Sob a inspiração do Patrono Dante Martorano, a minha preocupação na trajetória da Academia será, sem dúvida, aquela com a visão voltada aos Direitos Fundamentais Sociais. E dentro deles, um recorte essencial dedicado ao Direito Educacional, ou seja, a produção legislativa sobre Educação, fruto dos meus estudos nesses anos de dedicação à Universidade e ao Direito Educacional. Não poderei deixar de compreender o Direito como sentido do cuidado. Entendo que a abordagem de Nietzche que, de certa maneira, vislumbra o Direito como a cerca prendendo a manada que vive em calmaria somente quando o pasto é verde. O Direito não pode ser entendido somente como um conjunto de normas que disciplina comportamentos, mas como cuidado da vida na sociedade e, consequentemente, das pessoas. É, ainda, muito rude o Direito que disciplina a vida das pessoas em suas necessidades fundamentais, sejam ligadas à saúde, a educação, ao trabalho, à moradia, ao lazer, a segurança e outros aspectos essenciais à felicidade humana. O Direito que pretende o cuidado não é aquele que apenas protege direitos, mas obriga a deveres, sem os quais os direitos deixam de ser.

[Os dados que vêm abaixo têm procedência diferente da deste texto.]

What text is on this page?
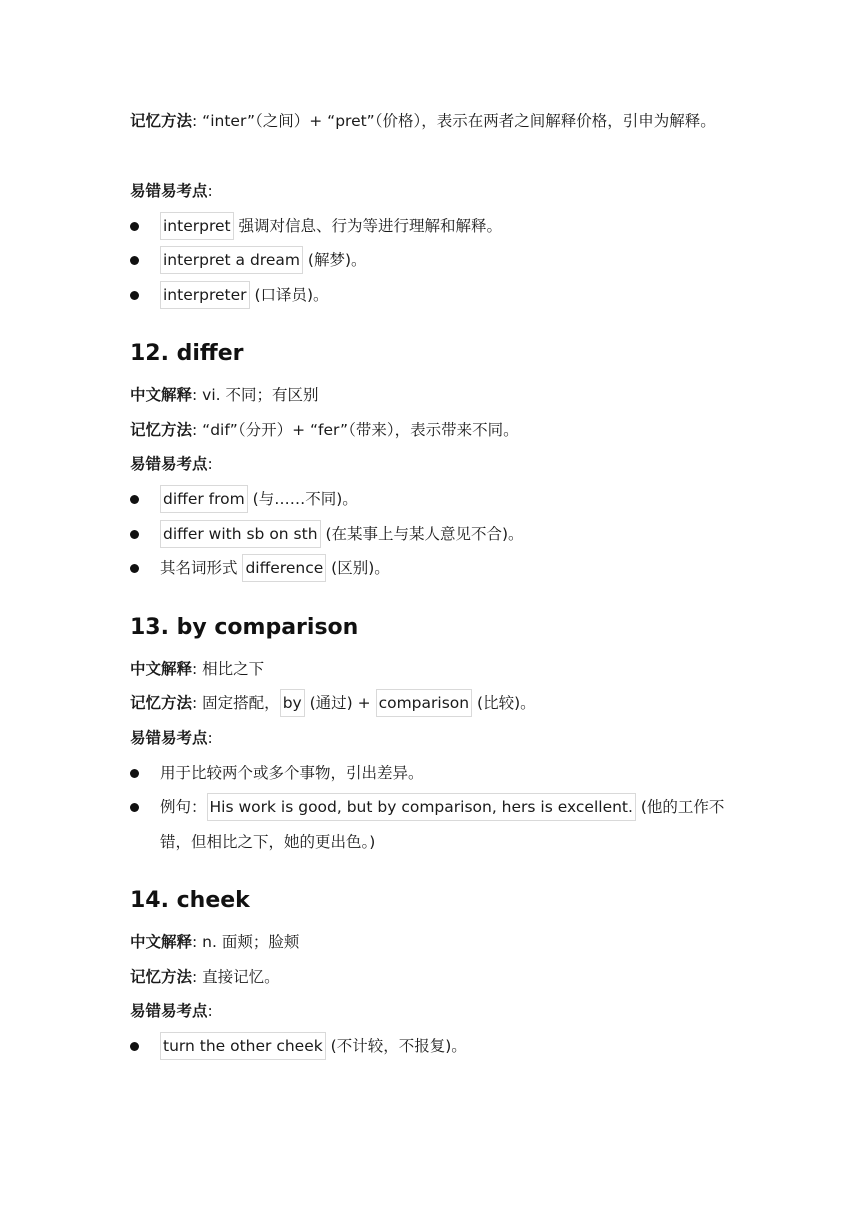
记忆方法: “inter”（之间）+ “pret”（价格），表示在两者之间解释价格，引申为解释。
易错易考点:
interpret 强调对信息、行为等进行理解和解释。
interpret a dream (解梦)。
interpreter (口译员)。
12. differ
中文解释: vi. 不同；有区别
记忆方法: “dif”（分开）+ “fer”（带来），表示带来不同。
易错易考点:
differ from (与……不同)。
differ with sb on sth (在某事上与某人意见不合)。
其名词形式 difference (区别)。
13. by comparison
中文解释: 相比之下
记忆方法: 固定搭配， by (通过) + comparison (比较)。
易错易考点:
用于比较两个或多个事物，引出差异。
例句： His work is good, but by comparison, hers is excellent. (他的工作不错，但相比之下，她的更出色。)
14. cheek
中文解释: n. 面颊；脸颊
记忆方法: 直接记忆。
易错易考点:
turn the other cheek (不计较，不报复)。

Não parece prudente, portanto, a construção de um Sistema Jurídico que privilegia direitos e não se preocupa com os deveres. Vivemos um momento de profundas transformações no mundo, como nunca vividas antes. Hoje, em 10 anos, as concepções do mundo da vida mudam mais rapidamente do que em duzentos anos já vividos. Zygmunt Bauman, sociólogo polonês, considerado um pensador que reflete sobre o declínio da civilização, mostra que vivemos uma modernidade líquida, da pressa, da superficialidade, da falta de compromisso e de comprometimento. Essa ideia de liquidez, influenciada pelo impacto da tecnologia que nos faz conectados 24 horas por dia, transformou a vida, a política, os padrões culturais e fulminou a concepção daquilo que é considerado permanente, perene e duradouro.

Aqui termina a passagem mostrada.